Overall, the manuscript is clearly written and addresses an important problem. The methodology is promising, and the results are of potential interest to both the remote sensing and atmospheric science communities. While a few aspects could benefit from further clarification and discussion, I believe these can be addressed with relatively minor revisions.
Major comment
One point that may deserve a bit more careful discussion concerns the use of satellite observations to characterize the distribution of methane emissions. While the general approach is well motivated and has been explored in previous studies, it is important to consider the detection limits of hyperspectral instruments. For example, the detection threshold for instruments such as EnMAP is on the order of ~500 kg/h under favorable conditions, and this threshold may be higher in regions with complex or heterogeneous surface conditions, such as Shanxi.
In this context, it would be helpful for the authors to elaborate on how such detection limits might influence the inferred emission distribution.
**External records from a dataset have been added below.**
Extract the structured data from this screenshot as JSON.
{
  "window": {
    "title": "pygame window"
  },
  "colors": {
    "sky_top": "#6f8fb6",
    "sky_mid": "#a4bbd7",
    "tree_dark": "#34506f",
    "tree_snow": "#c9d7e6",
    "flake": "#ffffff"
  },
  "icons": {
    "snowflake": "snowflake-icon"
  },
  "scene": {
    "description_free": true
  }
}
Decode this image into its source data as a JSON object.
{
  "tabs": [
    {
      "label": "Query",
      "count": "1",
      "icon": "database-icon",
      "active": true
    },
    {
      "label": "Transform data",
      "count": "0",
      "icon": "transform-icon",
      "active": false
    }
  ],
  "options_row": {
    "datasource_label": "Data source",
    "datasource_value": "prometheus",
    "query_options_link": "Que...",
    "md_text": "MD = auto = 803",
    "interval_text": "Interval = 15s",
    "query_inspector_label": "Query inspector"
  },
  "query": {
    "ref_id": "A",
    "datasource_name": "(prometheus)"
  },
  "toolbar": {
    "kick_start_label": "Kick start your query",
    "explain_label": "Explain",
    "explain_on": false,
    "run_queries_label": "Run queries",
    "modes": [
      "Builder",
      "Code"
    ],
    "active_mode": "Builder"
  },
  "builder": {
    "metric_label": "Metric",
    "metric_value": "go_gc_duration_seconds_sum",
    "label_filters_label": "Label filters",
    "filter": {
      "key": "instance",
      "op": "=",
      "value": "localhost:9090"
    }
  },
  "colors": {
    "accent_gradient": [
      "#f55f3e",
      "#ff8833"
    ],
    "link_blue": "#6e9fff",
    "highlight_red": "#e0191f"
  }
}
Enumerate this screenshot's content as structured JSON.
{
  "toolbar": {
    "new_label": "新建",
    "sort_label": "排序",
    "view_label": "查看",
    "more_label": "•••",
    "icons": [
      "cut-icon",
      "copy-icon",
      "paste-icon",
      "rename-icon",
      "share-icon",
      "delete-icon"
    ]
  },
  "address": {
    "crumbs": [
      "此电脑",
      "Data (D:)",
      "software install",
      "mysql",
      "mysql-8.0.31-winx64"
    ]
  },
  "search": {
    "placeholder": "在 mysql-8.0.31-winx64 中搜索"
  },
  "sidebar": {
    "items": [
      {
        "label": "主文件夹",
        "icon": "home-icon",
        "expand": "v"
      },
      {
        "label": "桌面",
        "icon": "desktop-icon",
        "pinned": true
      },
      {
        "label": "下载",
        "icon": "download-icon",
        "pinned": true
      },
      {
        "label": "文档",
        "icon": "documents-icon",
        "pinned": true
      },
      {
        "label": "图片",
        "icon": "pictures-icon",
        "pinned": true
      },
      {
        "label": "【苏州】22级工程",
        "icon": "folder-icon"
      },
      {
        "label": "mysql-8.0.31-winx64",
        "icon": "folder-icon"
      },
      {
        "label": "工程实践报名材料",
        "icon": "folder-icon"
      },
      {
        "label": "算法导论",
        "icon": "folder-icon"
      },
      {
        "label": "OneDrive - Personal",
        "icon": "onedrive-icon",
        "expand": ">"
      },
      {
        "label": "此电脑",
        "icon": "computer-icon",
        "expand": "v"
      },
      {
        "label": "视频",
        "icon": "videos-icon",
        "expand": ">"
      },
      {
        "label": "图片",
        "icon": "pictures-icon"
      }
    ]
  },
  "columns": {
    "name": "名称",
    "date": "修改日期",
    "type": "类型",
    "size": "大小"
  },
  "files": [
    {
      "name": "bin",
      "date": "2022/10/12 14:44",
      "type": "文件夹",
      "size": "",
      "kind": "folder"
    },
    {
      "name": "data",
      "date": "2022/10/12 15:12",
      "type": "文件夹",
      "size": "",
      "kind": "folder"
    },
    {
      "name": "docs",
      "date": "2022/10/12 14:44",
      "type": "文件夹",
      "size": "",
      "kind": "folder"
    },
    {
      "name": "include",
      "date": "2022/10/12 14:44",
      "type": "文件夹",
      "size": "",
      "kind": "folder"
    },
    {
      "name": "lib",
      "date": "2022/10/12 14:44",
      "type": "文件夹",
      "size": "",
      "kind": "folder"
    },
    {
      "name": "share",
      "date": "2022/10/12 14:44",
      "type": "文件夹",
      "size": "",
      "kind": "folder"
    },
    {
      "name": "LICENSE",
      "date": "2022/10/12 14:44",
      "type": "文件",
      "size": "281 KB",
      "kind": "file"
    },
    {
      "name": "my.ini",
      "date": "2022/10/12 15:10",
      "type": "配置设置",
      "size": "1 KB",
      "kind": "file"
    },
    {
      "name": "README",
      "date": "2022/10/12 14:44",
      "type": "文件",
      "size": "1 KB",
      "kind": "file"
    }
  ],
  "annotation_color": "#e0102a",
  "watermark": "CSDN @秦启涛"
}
In particular, there may be a tendency for satellite observations to preferentially capture stronger emission events, while smaller but more frequent sources remain undetected. This could potentially affect the characterization of the emission distribution and the relative importance of extreme events. In related studies that focus specifically on emission distributions, airborne campaigns are often used, partly because they can achieve substantially lower detection limits and therefore provide a more complete sampling across the full range of emission strengths. A brief comparison or discussion along these lines would help place the current results in context.
Related to this, the choice of Shanxi as the primary study region is understandable given its importance in coal production, but its heterogeneous surface conditions may pose additional challenges for plume detection. A brief discussion on how representative the observed emission distribution is, given these observational constraints, would help strengthen the interpretation of the results.
Minor comments
1. The description of the hierarchical Bayesian framework could be slightly clarified to improve readability, particularly for readers less familiar with this type of method.
2. It would be helpful to briefly clarify the extent to which plume identification relies on manual interpretation. In addition, in Figure 2 (lower right panel, EMIT), part of the detected plume appears visually correlated with underlying terrain features, which may suggest a potential false positive. A brief clarification on how such cases are handled would improve confidence in the plume identification procedure.
3. The discussion on detection limits could be expanded slightly to note potential implications for smaller emission sources.